Today, the Sierra Club joined local residents and the City of Port Isabel in filing a set of lawsuits challenging approvals for three highly polluting fracked gas export terminals in Texas’s Rio Grande Valley. 

  • The Shrimpers and Fisherman of the RGV, with representation by Texas RioGrande Legal Aid, and the Sierra Club filed a lawsuit in the U.S. Court of Appeals for the Fifth Circuit challenging the Army Corps of Engineers’ issuance of a Clean Water Act section 404 permit for the Rio Grande LNG and Rio Bravo Pipeline project. The groups argue that the Corps failed to avoid or mitigate negative impacts to wetlands.  

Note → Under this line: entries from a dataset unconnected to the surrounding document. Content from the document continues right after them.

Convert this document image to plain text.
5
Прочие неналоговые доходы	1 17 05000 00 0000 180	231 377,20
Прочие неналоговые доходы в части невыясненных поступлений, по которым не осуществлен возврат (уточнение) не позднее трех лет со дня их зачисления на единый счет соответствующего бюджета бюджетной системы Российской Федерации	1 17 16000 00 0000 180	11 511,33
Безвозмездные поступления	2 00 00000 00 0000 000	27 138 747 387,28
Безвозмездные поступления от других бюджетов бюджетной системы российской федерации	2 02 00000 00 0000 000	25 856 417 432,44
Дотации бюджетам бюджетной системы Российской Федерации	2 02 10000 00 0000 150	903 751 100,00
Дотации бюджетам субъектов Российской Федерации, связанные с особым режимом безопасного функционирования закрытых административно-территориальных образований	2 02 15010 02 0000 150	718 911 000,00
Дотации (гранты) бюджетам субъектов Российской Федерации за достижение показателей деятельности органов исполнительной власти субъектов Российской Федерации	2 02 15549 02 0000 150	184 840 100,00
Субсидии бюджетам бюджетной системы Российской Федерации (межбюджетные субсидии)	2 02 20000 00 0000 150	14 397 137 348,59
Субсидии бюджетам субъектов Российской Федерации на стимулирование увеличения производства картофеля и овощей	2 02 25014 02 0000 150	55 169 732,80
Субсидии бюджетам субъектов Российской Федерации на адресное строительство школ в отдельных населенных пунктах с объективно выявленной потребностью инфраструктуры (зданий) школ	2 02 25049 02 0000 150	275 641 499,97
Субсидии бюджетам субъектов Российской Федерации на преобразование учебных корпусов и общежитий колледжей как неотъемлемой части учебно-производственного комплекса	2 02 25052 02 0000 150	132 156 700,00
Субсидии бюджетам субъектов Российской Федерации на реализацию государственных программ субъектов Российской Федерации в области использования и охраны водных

  • The Sierra Club, community groups Save RGV from LNG and Vecinos para el Bienestar de la Comunidad Costera (represented by Texas RioGrande Legal Aid), and the City of Port Isabel filed two lawsuits in the U.S. Court of Appeals for the DC Circuit challenging the flawed approval by the Federal Energy Regulatory Commission (FERC) of the Annova LNG and Texas LNG projects. The suit argues that FERC’s socioeconomic and environmental justice analyses were flawed, as were the commission’s overall determination that the polluting projects are in the public interest. The same groups have already filed suit challenging FERC’s approval of Rio Grande LNG and Rio Bravo Pipeline 

If built, the cumulative impacts of the Annova LNG, Texas LNG, and Rio Grande LNG and the Rio Bravo pipeline would be devastating for the health and safety of local communities as well as for industries like eco-tourism and shrimping that rely on a pristine coastline. 

“In their approvals of these three highly polluting fracked gas export facilities, federal agencies violated the law by ignoring serious threats to local communities and the environment of the Rio Grande Valley,” said Sierra Club Senior Attorney Nathan Matthews. “It is unacceptable for these agencies to refuse to consider environmental justice and the irreparable harm these projects would cause, and today we continue the fight to hold them accountable and ensure these toxic facilities are never built.”